In such a world, middle powers like India, Saudi Arabia and Turkey will carve their own paths, weighing the economic, strategic and defense interests, the speaker said.
Nikkei Asia looks at China’s response to the blockade American is attempting to erect around it for semiconductors. The Chinese automotive industry has been tasked to place more domestically produced chips in its vehicles, it says. On November 8 of last year, top auto executives nationwide were summoned to a secret meeting in Shanghai, where they were told to switch completely to Chinese chips by Miao Wei, a former minister of industry and information technology and an influential former auto executive himself. The task is substantial, as China was less than 5% self-sufficient in auto-related semiconductors as of 2021. The idea is that this will create the demand that China needs to build out its domestic semiconductor manufacturing industry. Speculation has grown that China will launch a package topping 1 trillion yuan ($146 billion) to support this build out, while Shanghai and Beijing, as well as Guangdong and Zhejiang provinces, are also preparing large-scale local subsidies for chip making.

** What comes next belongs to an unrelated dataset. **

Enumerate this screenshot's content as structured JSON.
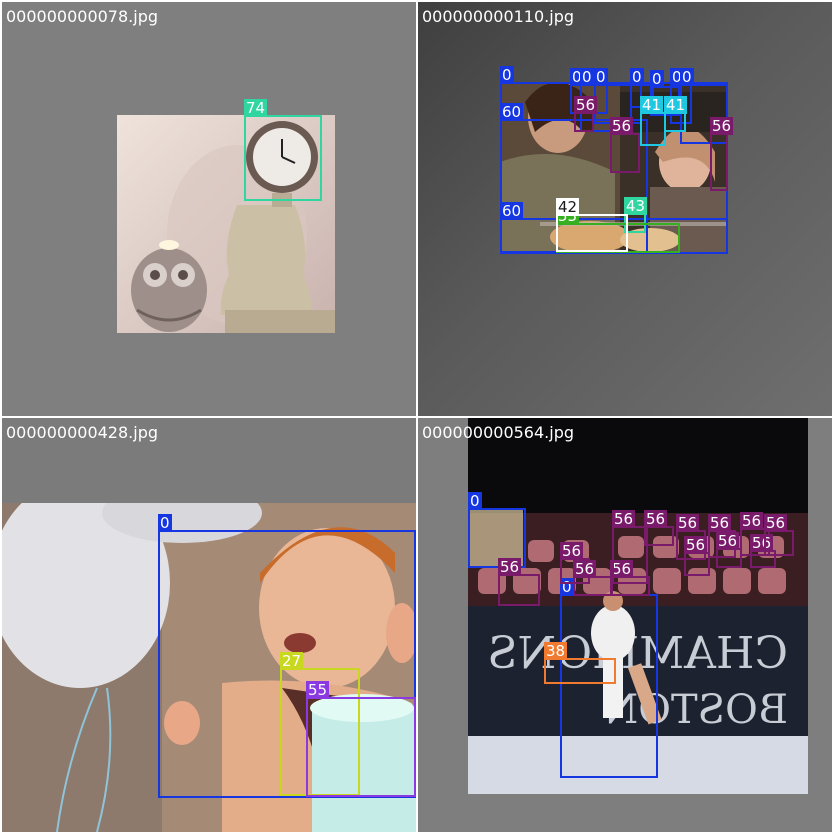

Energy Transition & Technology News
The energy transition will transform the mining industry, writes Wood Mackenzie in a Forbes post. By 2050 the energy transition could see nickel (Ni) demand triple, copper (Cu) demand more than double, and demand for Lithium chemicals grow 700%.
The Global Energy Crisis
As EPM forewarned, across large swathes of Europe’s economy, legions of businesses are going bankrupt, writes Naked Capitalism based on Eurostat data. In the EU as a whole the number of bankruptcy declarations initiated by businesses increased substantially (26.8%) quarter-on-quarter in the fourth quarter of 2022, reaching the highest levels on record since Eurostat began collecting EU-wide bankruptcy data in 2015. The number of bankruptcy declarations increased during all four quarters of 2022. As per Eurostat, at the current rate of business destruction it won’t be long before businesses are closing at a faster rate than they are opening. The explanation is that during COVID, businesses were kept afloat by generous government loans. Post-COVID, these loans are to be paid back. But, in an economic environment characterized by inflation, leading to reduced demand. This is pushing many small- and medium-size businesses over the edge.

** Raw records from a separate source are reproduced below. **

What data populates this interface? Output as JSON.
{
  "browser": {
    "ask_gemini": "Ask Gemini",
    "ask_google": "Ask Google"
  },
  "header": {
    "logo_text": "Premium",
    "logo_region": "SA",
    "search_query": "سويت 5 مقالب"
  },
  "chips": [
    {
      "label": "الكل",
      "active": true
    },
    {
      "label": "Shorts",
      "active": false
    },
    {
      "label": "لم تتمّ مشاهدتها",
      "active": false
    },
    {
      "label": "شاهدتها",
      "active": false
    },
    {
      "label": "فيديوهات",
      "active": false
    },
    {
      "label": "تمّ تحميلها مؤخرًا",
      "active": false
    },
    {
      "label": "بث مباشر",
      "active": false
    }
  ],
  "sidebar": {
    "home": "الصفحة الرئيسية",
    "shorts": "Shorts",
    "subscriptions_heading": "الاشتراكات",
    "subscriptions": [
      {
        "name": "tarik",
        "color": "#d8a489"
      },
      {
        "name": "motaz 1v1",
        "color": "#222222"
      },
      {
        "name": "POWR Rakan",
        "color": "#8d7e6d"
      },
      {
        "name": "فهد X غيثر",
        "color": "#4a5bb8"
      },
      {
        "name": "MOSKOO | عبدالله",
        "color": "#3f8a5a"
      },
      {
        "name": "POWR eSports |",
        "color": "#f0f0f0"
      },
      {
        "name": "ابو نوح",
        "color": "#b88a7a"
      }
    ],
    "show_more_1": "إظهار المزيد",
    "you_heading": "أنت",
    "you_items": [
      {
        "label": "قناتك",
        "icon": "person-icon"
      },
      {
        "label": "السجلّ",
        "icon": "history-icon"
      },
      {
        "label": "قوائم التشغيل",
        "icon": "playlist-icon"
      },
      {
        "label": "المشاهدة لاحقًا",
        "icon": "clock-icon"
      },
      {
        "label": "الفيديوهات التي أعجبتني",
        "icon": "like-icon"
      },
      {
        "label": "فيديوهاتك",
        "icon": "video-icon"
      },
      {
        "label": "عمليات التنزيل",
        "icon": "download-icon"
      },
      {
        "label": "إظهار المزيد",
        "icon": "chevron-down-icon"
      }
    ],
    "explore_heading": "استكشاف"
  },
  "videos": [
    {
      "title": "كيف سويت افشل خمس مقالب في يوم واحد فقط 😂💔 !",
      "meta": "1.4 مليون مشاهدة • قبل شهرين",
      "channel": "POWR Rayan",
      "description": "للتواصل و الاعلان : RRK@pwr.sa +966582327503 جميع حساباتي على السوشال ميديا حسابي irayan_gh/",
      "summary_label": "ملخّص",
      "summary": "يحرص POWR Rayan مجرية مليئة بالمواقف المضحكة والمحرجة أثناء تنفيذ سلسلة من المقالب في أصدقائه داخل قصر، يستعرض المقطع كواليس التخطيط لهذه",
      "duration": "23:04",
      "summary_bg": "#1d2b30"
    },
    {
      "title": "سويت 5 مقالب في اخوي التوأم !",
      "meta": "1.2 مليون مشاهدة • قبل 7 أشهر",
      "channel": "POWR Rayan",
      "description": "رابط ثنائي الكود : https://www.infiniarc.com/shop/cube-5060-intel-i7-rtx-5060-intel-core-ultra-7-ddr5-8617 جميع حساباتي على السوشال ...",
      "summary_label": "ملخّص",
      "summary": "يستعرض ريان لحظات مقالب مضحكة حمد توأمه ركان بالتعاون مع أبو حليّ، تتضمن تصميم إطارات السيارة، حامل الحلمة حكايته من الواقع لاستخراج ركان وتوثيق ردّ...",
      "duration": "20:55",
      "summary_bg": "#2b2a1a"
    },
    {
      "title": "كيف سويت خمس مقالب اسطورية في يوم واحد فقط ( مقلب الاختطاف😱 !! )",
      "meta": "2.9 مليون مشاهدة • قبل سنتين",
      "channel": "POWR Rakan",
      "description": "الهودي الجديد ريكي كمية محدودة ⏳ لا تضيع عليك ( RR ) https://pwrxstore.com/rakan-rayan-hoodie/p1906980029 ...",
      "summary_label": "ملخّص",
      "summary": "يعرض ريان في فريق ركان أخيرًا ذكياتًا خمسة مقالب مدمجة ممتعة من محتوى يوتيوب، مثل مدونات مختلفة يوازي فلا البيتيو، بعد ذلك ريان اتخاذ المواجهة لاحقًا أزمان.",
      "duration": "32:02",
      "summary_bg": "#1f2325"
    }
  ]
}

German energy giant Eon has warned the year ahead will remain a period of “crisis” for the energy sector, writes the Financial Times. It cautioned against being “lulled into a false sense of security”. Leonhard Birnbaum, the chief executive of one of Europe’s largest energy suppliers, said
Prices are still at levels we would’ve considered unthinkable just a few years ago. Moreover, prices remain volatile. Nobody knows how prices will develop in the weeks and months ahead.
Other
ING, the world’s biggest lender to commodities trading, will starting cutting the volumes of oil and gas deals that it finances as it looks for ways to dramatically reduce its carbon footprint, writes Bloomberg. The Dutch bank plans to cut the volumes of traded oil and gas it finances by 19% by the end of the decade. Commodity traders are highly reliant on banks to fund their purchases and shipping of resources. Consequently, any restrictions on lending to traders have the potential to reshape the industry.